Autor: | @JorgeABertran

El inglés Neil Marshall es el encargado de resucitar a Hellboy, personaje creado por el artista Mike Mignola para la editorial de cómics Dark Horse, que ya ha sido llevado al cine en dos ocasiones, por Guillermo del Toro. La diferencia entre las dos cintas anteriores y este nuevo reinicio es equiparable a las personalidades de dos realizadores muy diferentes, a pesar de ser ambos apreciables cultivadores del género Fantástico. Mientras el mexicano busca la poesía en la fantasía y la imaginación, Marshall cultiva una estética burra de violencia de videojuego, explosiones de sangre y acción a ritmo de rock pesado. Ninguno de los dos, sin embargo, renuncia a su personalidad, pero quizás Marshal se mantiene más cerca del espíritu aventurero y pulp de los tebeos originales, que bebían de Lovecraft, del ocultismo de los nazis, de las leyendas y el folclore.

Este Hellboy ahora lo encarna David Harbour -lo conocéis por Stranger Things– competente, divertido, pero menos hábil en expresar emociones a través de la máscara que Ron Perlman -cuyo rostro necesitaba menos látex-. Aquí el (súper)héroe se enfrenta a un argumento demencial -en el buen sentido- que acumula situaciones y enemigos mezclando fantasmas, gigantes, brujas -estupenda Milla Jovovich, soy fan- licántropos, leyendas artúricas, y por supuesto, demonios salidos del Infierno. Todo enhebrado con mucho humor, acción y efectos especiales digitales, cuando Del Toro apostaba por los efectos prácticos, los tradicionales. Esta Hellboy por tanto, es menos bonita que la del mexicano, pero más dinámica en las peleas y las secuencias de acción. Este Hellboy es de ‘serie B’ -en el buen sentido- y lo que pierde en belleza plástica y sentido de la maravilla con respecto a las versiones de Del Toro, lo gana en desenfado y diversión descerebrada. Lo que se mantiene siempre, tanto en los cómics como en las versiones cinematográfica, es la humanidad que tiene el personaje debido a su naturaleza monstruosa, lo que le convierte en un marginado con el que resulta imposible no simpatizar.

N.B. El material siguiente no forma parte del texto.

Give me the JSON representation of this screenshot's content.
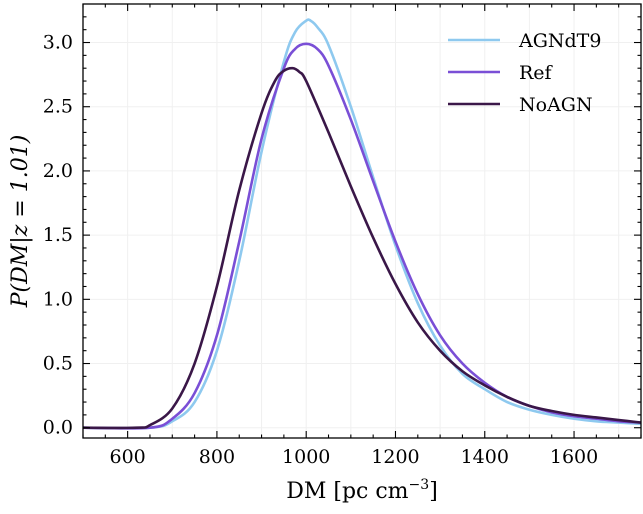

Marshall debutó nada menos que con una película de hombres lobo –Dog Soldiers (2002)- para luego proponerse como una voz prometedora en el cine de terror con The Descent (2005). Solo que enseguida demostró estar más interesado en el pastiche, en el exploit de subgéneros, con películas tan extrañas como divertidas, como son Doomsday (2008) y Centurión (2010). Estas dos últimas comparten con Hellboy un argumento imparable, que avanza saltando de una cosa a otra casi, sin continuidad y con la sola pretensión de entretener. Lo consigue, pero aquí le habría venido bien a Marshall -que no firma el guión- preocuparse un pelín más de sus personajes. Por último, aclaremos que la versión que he visto es la ‘censurada’, de la que habrían suprimido una buena cantidad de sangre y gore. Imposible opinar al respecto sin haber visto las dos versiones, pero sí se puede decir que en Neil Marshall la violencia y la sangre son una cuestión de estilo. Solo hay que ver la de hemoglobina y decapitaciones que hay en sus películas anteriores, o incluso en los dos episodios de Juego de Tronos dirigidos por él, Blackwater y The Watchers on the Wall, de los mejores de la serie, por cierto.